Mount Eyjafjallajokull has made me wonder whether perhaps holding all revenue in deferred revenue as a liability until it’s sure that it’s no longer a liability might not be such a bad idea after all….
Published on: 17 May 2010
The troubled US airline industry is going through a period of consolidation. Consolidation in the sense of companies getting together to reduce their fixed costs per transaction, not consolidation in the sense of producing group accounts.
This article, however, is about group accounts. The circumstances of the Continental/ United merger do make it look like it’s a voluntary merger and the stock market was conspicuously unsurprised at the news.
The problem is that IFRS 3 requires that for all new business combinations (a new business combination is one that doesn’t arise from a reconstruction of a pre-existing group), an acquirer and acquiree is identified. This company is then the parent. Often, a merger happens by a share-for-share exchange and the new parent chooses to change its name to a suitably “merged” sounding name. But as far as the rules are concerned, one must be the acquirer and the other the acquiree.
So a decision will need to be made about which company becomes the parent. It’s likely that this will be the company with the greater retained earnings. It’s also likely that formal merger will happen on the first day of the parent’s accounting period, so that a full year of “merged” profits is consolidated.
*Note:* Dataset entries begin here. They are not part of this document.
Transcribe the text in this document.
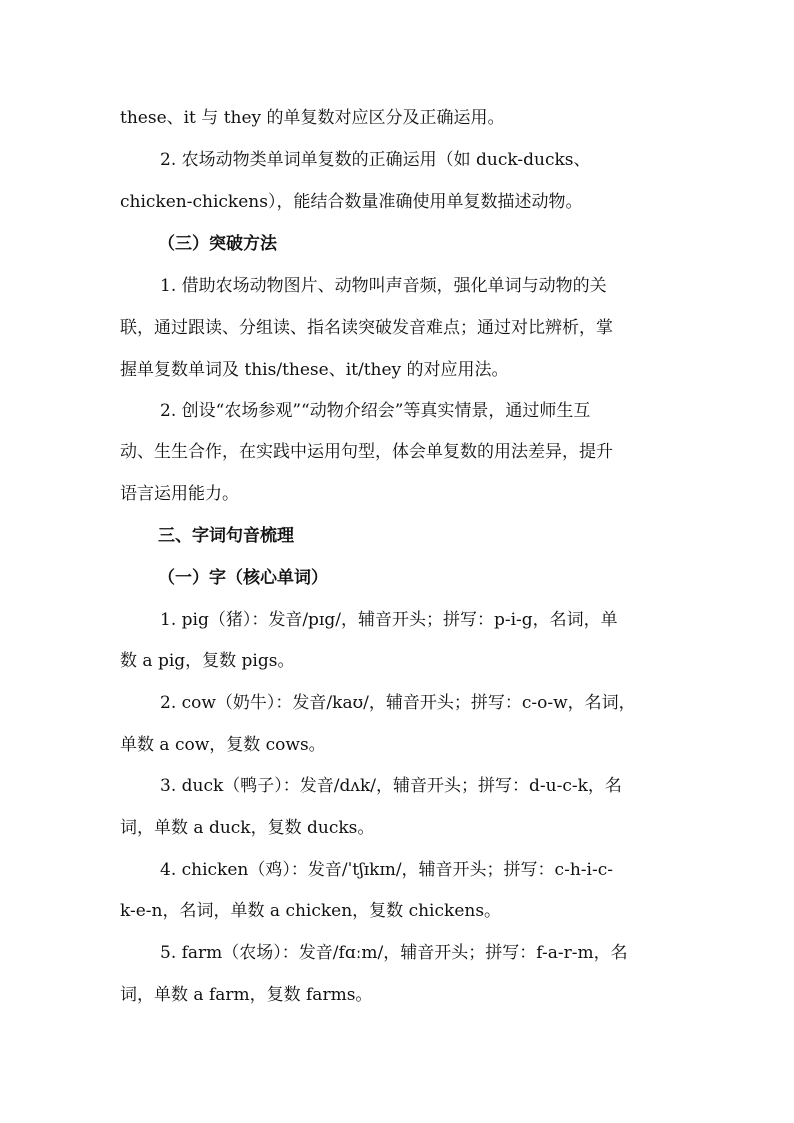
these、it 与 they 的单复数对应区分及正确运用。
2. 农场动物类单词单复数的正确运用（如 duck-ducks、
chicken-chickens），能结合数量准确使用单复数描述动物。
（三）突破方法
1. 借助农场动物图片、动物叫声音频，强化单词与动物的关
联，通过跟读、分组读、指名读突破发音难点；通过对比辨析，掌
握单复数单词及 this/these、it/they 的对应用法。
2. 创设“农场参观”“动物介绍会”等真实情景，通过师生互
动、生生合作，在实践中运用句型，体会单复数的用法差异，提升
语言运用能力。
三、字词句音梳理
（一）字（核心单词）
1. pig（猪）：发音/pɪg/，辅音开头；拼写：p-i-g，名词，单
数 a pig，复数 pigs。
2. cow（奶牛）：发音/kaʊ/，辅音开头；拼写：c-o-w，名词，
单数 a cow，复数 cows。
3. duck（鸭子）：发音/dʌk/，辅音开头；拼写：d-u-c-k，名
词，单数 a duck，复数 ducks。
4. chicken（鸡）：发音/ˈtʃɪkɪn/，辅音开头；拼写：c-h-i-c-
k-e-n，名词，单数 a chicken，复数 chickens。
5. farm（农场）：发音/fɑːm/，辅音开头；拼写：f-a-r-m，名
词，单数 a farm，复数 farms。
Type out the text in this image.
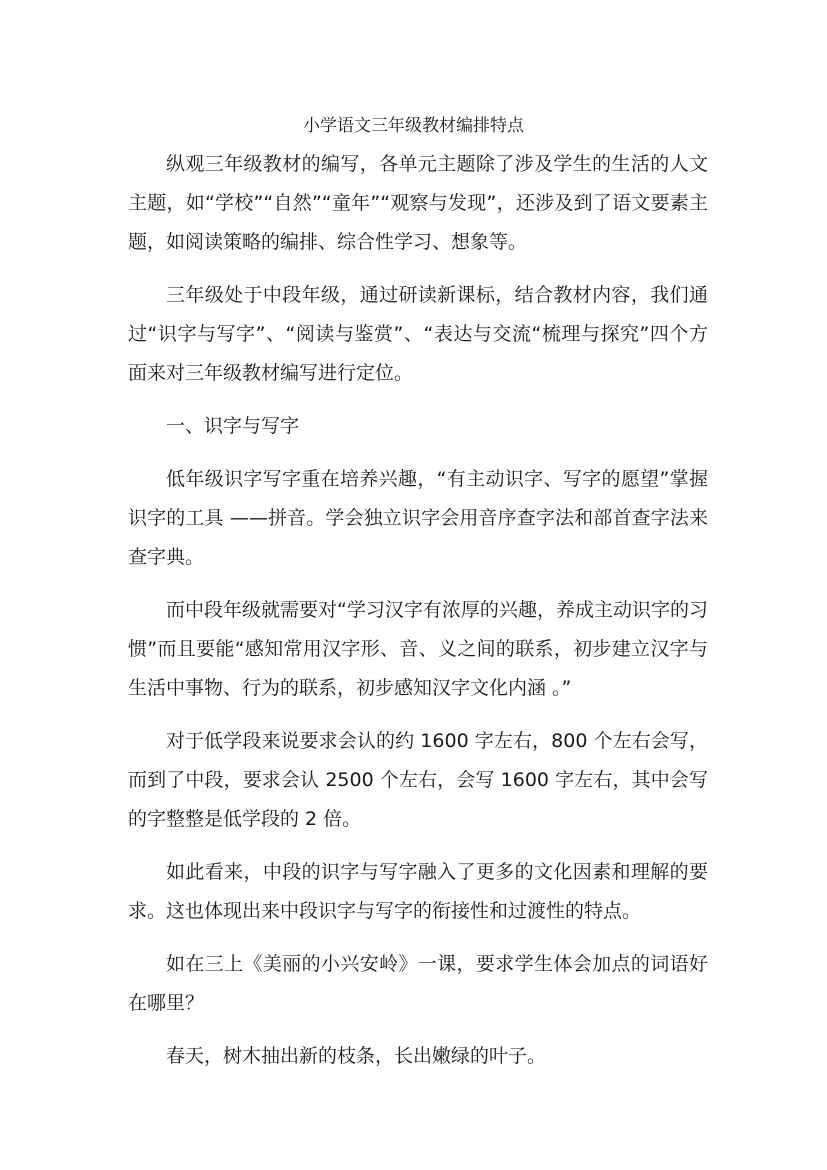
小学语文三年级教材编排特点

纵观三年级教材的编写，各单元主题除了涉及学生的生活的人文主题，如“学校”“自然”“童年”“观察与发现”，还涉及到了语文要素主题，如阅读策略的编排、综合性学习、想象等。

三年级处于中段年级，通过研读新课标，结合教材内容，我们通过“识字与写字”、“阅读与鉴赏”、“表达与交流“梳理与探究”四个方面来对三年级教材编写进行定位。

一、识字与写字

低年级识字写字重在培养兴趣，“有主动识字、写字的愿望”掌握识字的工具 ——拼音。学会独立识字会用音序查字法和部首查字法来查字典。

而中段年级就需要对“学习汉字有浓厚的兴趣，养成主动识字的习惯”而且要能“感知常用汉字形、音、义之间的联系，初步建立汉字与生活中事物、行为的联系，初步感知汉字文化内涵 。”

对于低学段来说要求会认的约 1600 字左右，800 个左右会写，而到了中段，要求会认 2500 个左右，会写 1600 字左右，其中会写的字整整是低学段的 2 倍。

如此看来，中段的识字与写字融入了更多的文化因素和理解的要求。这也体现出来中段识字与写字的衔接性和过渡性的特点。

如在三上《美丽的小兴安岭》一课，要求学生体会加点的词语好在哪里？

春天，树木抽出新的枝条，长出嫩绿的叶子。
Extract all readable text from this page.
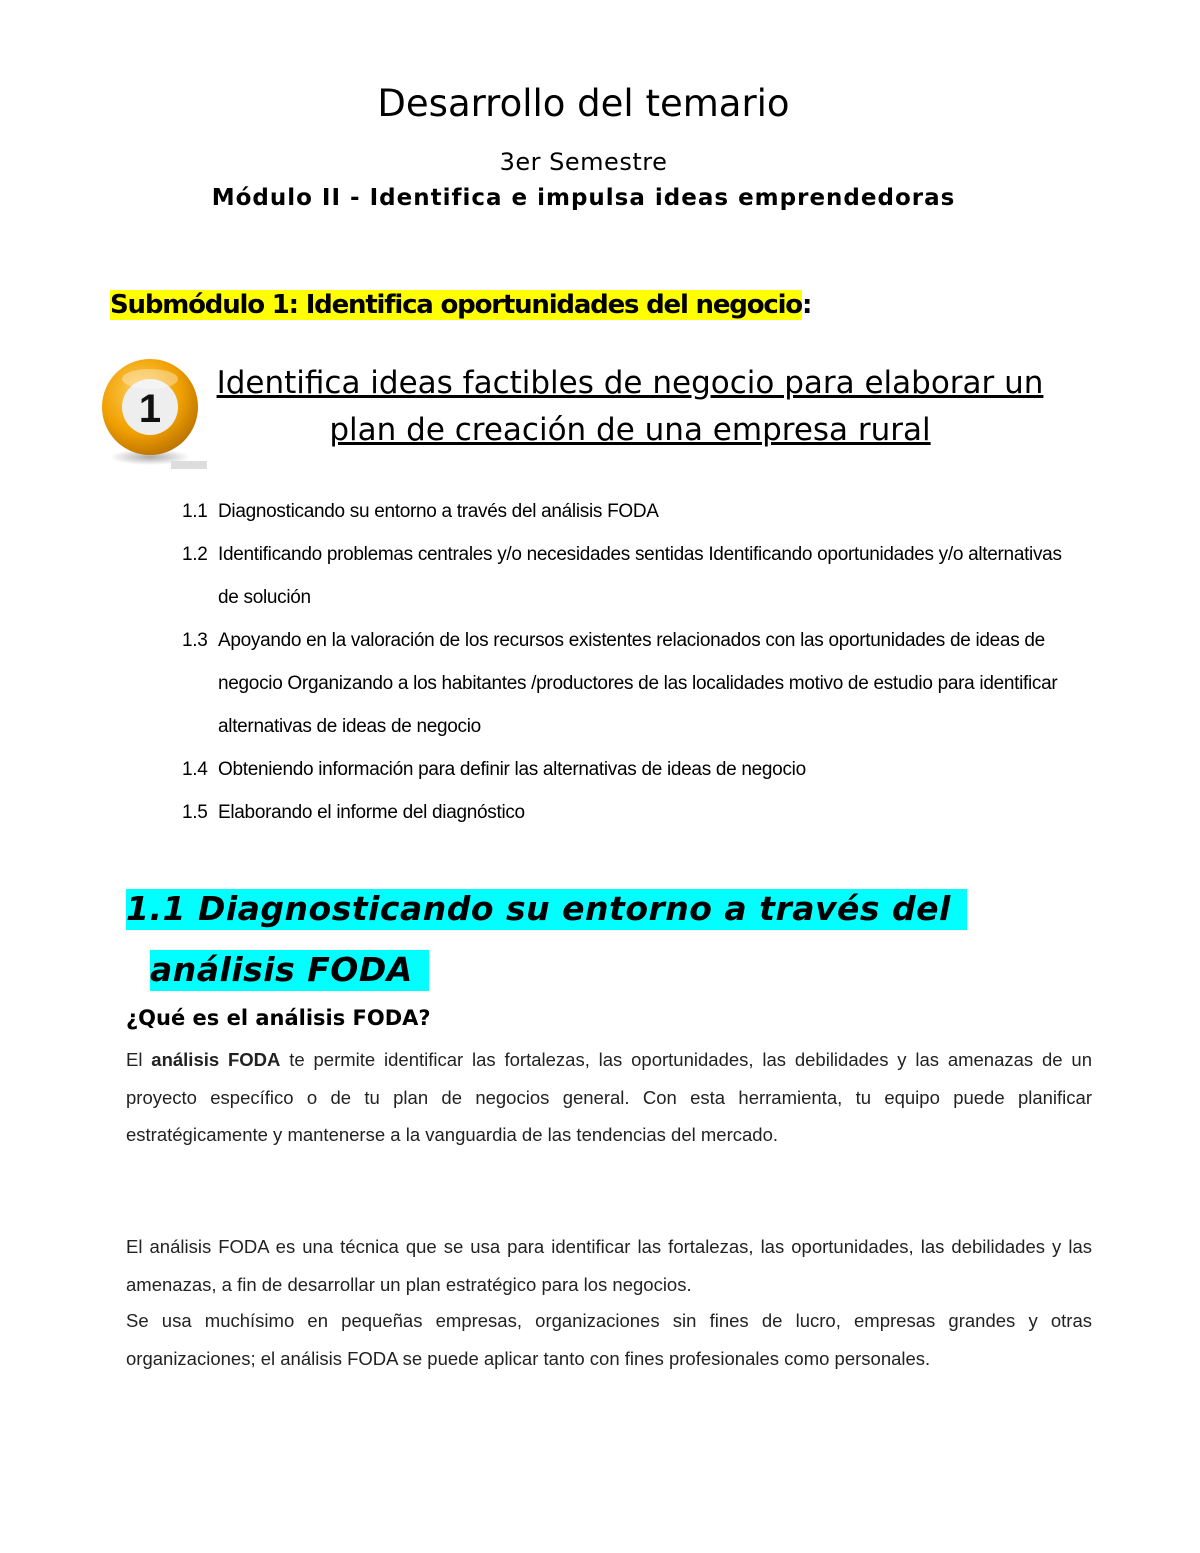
Desarrollo del temario
3er Semestre
Módulo II - Identifica e impulsa ideas emprendedoras
Submódulo 1: Identifica oportunidades del negocio:
1
Identifica ideas factibles de negocio para elaborar un
plan de creación de una empresa rural
1.1 Diagnosticando su entorno a través del análisis FODA
1.2 Identificando problemas centrales y/o necesidades sentidas Identificando oportunidades y/o alternativas de solución
1.3 Apoyando en la valoración de los recursos existentes relacionados con las oportunidades de ideas de negocio Organizando a los habitantes /productores de las localidades motivo de estudio para identificar alternativas de ideas de negocio
1.4 Obteniendo información para definir las alternativas de ideas de negocio
1.5 Elaborando el informe del diagnóstico
1.1 Diagnosticando su entorno a través del
análisis FODA
¿Qué es el análisis FODA?
El análisis FODA te permite identificar las fortalezas, las oportunidades, las debilidades y las amenazas de un proyecto específico o de tu plan de negocios general. Con esta herramienta, tu equipo puede planificar estratégicamente y mantenerse a la vanguardia de las tendencias del mercado.
El análisis FODA es una técnica que se usa para identificar las fortalezas, las oportunidades, las debilidades y las amenazas, a fin de desarrollar un plan estratégico para los negocios.
Se usa muchísimo en pequeñas empresas, organizaciones sin fines de lucro, empresas grandes y otras organizaciones; el análisis FODA se puede aplicar tanto con fines profesionales como personales.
The group retained earnings of the new group will certainly be less than the sum of their individual parts, since the acquiree’s pre-acquisition profits will not be consolidated.
This may seem harsh if it’s truly a genuine merger, since the idea of pre-acquisition reserves should perhaps be restricted to where there’s a genuine acquisition. So why is this option not allowed? You can probably guess – it was subject to creative interpretation of what constituted a merger. The IASB stated that they believed genuine mergers would probably happen globally about once every five years.
Perhaps Continental/ United is one such genuine merger?
Published on: 04 Dec 2009
Graham Holt, the examiner for ACCA paper P2, has long stated that he wishes P2 to remain a “cutting edge” paper. This means that he is fond of testing new accounting standards, especially those that are controversial. We at ExP think that this is both appropriate and fair.
We’ve been asked by a number of people via the “ask the tutor” facility whether the new standard for financial instruments, IFRS 9 could be examined in the December 2009 exam. The answer is that IFRS 9 is definitely not within the scope of the P2 exam in December 2009, though it will be from June 2010.
HOWEVER, the controversy around some of the perceived weaknesses of IAS 39 would be within the syllabus for the December 2009 exam. This means that the new rules won’t be examined, but we can easily imagine a question that asks, say, if the number of different classifications within IAS 39 is excessively confusing and asking students to criticise whether people can really be expected to know all of IAS 39’s rather piecemeal rules. For example, the treatment of transaction costs is rather inconsistent within IAS 39 depending on the initial categorisation of an investment; so that the same investment in the same shares could be required to include transaction costs (if classified as available for sale) or require that those transaction costs are written off (if classified as held at fair value through profit or loss).
Similarly, some weaknesses in IAS 39 that could be “inspired” by the terms of IFRS 9 could be in there, such as whether it really gives a true and fair view to have gains and losses on available for sale financial assets shown initially through equity, yet dividends from those same investments shown in profit. Wouldn’t it be more sensible to have a uniform treatment for all gains and losses relating to that instrument (as IFRS 9 does).
So the full answer is a bit more complicated than the basic answer. The examiner can’t test IFRS 9 directly, but he could test it through the “back door” by asking for criticism of the previous rules.